Dal nostro inviato, Christian Pradelli

Presente alla Giornata Europea dei Giusti, al Parco Montestella di Milano, Clarence Seedorf si è fermato a parlare con i giornalisti. Queste le sue dichiarazioni:

“Questa iniziativa dà molto a questa città. Mandela? Felice di averlo conosciuto e di aver capito i suoi messaggi per pensare come portare avanti la vita. Sono strumenti da usare nella vita per permettere ai nostri figli di crescere. E così succede nello sport: dev’essere un obiettivo comune per migliorare”.
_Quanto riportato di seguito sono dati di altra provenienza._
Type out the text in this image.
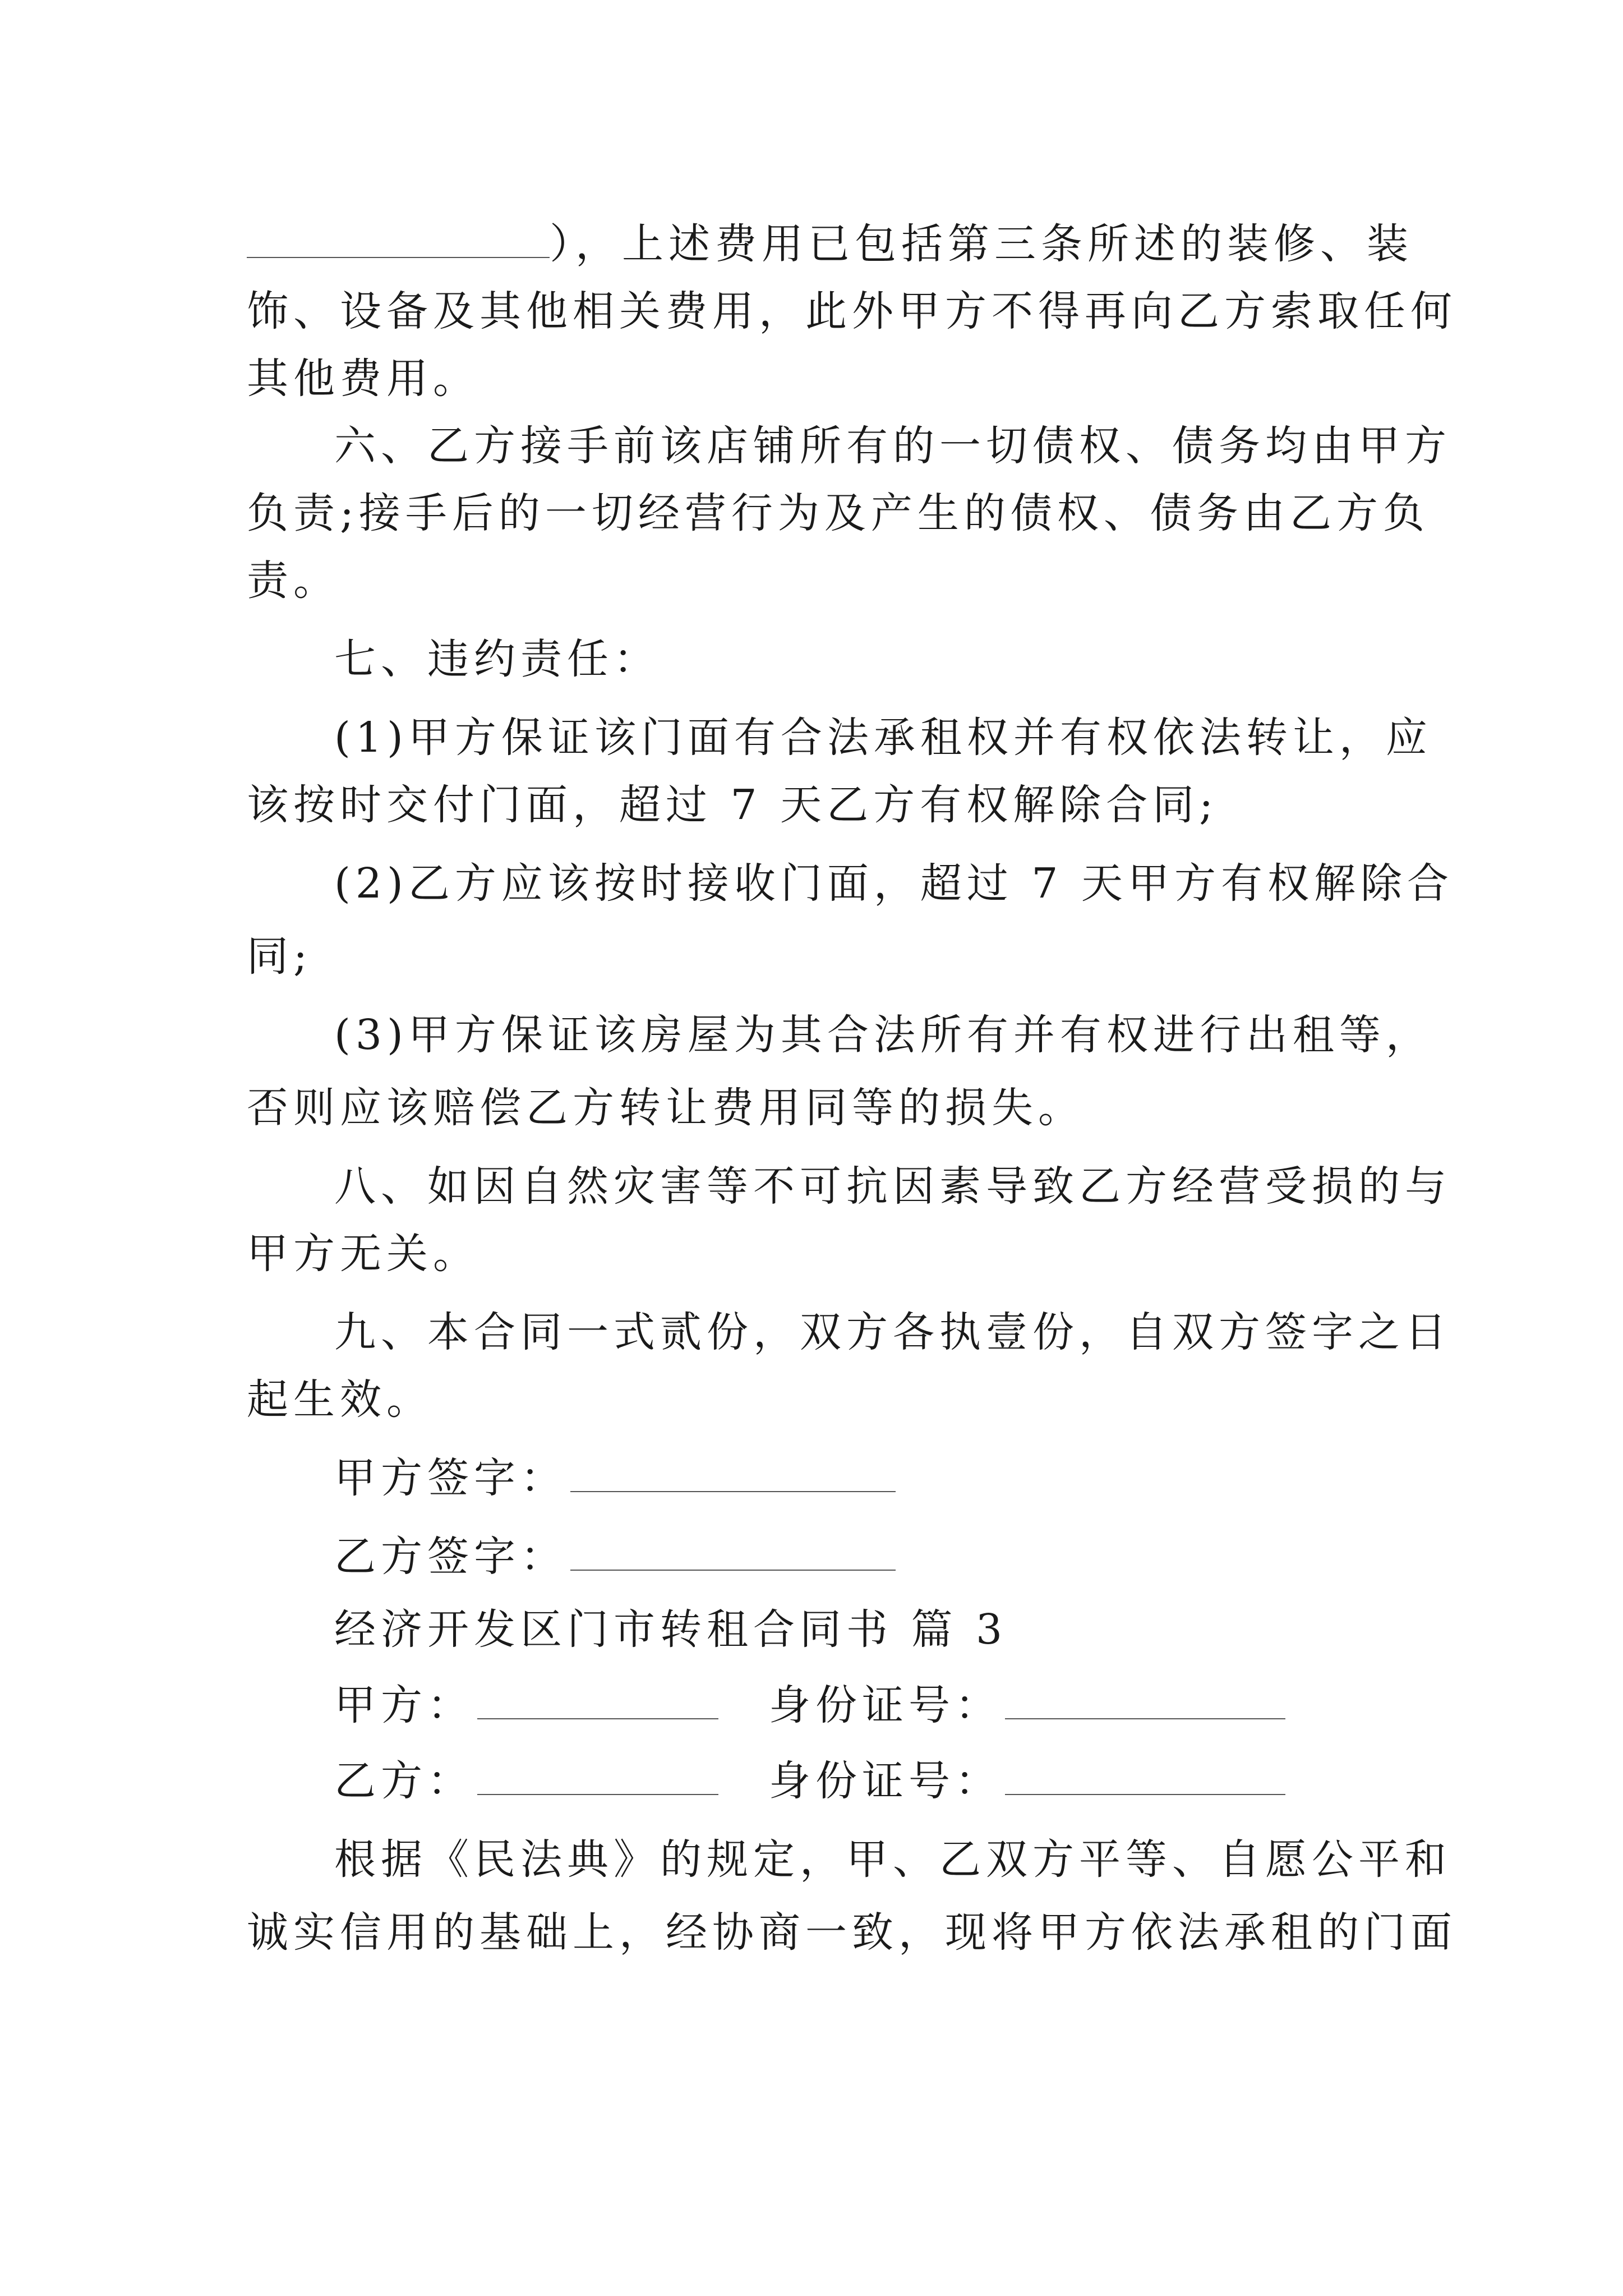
），上述费用已包括第三条所述的装修、装
饰、设备及其他相关费用，此外甲方不得再向乙方索取任何
其他费用。
六、乙方接手前该店铺所有的一切债权、债务均由甲方
负责;接手后的一切经营行为及产生的债权、债务由乙方负
责。
七、违约责任：
(1)甲方保证该门面有合法承租权并有权依法转让，应
该按时交付门面，超过 7 天乙方有权解除合同;
(2)乙方应该按时接收门面，超过 7 天甲方有权解除合
同;
(3)甲方保证该房屋为其合法所有并有权进行出租等，
否则应该赔偿乙方转让费用同等的损失。
八、如因自然灾害等不可抗因素导致乙方经营受损的与
甲方无关。
九、本合同一式贰份，双方各执壹份，自双方签字之日
起生效。
甲方签字：
乙方签字：
经济开发区门市转租合同书 篇 3
甲方：	身份证号：
乙方：	身份证号：
根据《民法典》的规定，甲、乙双方平等、自愿公平和
诚实信用的基础上，经协商一致，现将甲方依法承租的门面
Sul razzismo: “Dobbiamo smetterla di parlare di razzismo, sì ad integrazione, collaborazione, al rispetto reciproco. Nessuno nasce razzista. I bambini col pallone giocano e non pensano al colore della pelle, tutti nascono col cuore pulito. Ognuno può cercare col proprio cuore di migliorare il mondo. Ho giurato di continuare a portare avanti i messaggi di crescita nello sport, non solo libri scolastici che ci fa crescere. È lo sport che ci fa crescere e ci fa raggiungere i nostri obiettivi. I libri certo che dobbiamo studiarli per ottenere i titoli e accrescere la cultura, ma poi c’è anche la vita e per gestire le nostre emozioni lo sport è fondamentale. C’è bisogno di insegnanti che diano questi valori. Io mi auguro di continuare attraverso la mia posizione a portare avanti questi valori di vita importanti, tutti possiamo cambiare un po’ il mondo e migliorarlo”.

Chiosa finale su Balotelli e il “caso ping-pong” nato da una foto pubblicata sul suo profilo Twitter: “Nessuno nasce razzista, tutti i bambini nascono con un cuore pulito e dobbiamo cercare di tenerlo più pulito possibile. Balotelli? Non so niente, oggi siamo qui per qualcosa di molto bello, Milano ha avuto l’onore di fare questa iniziativa e tutti voi dovreste essere orgogliosi di quest’iniziativa che è simbolicamente molto importante”.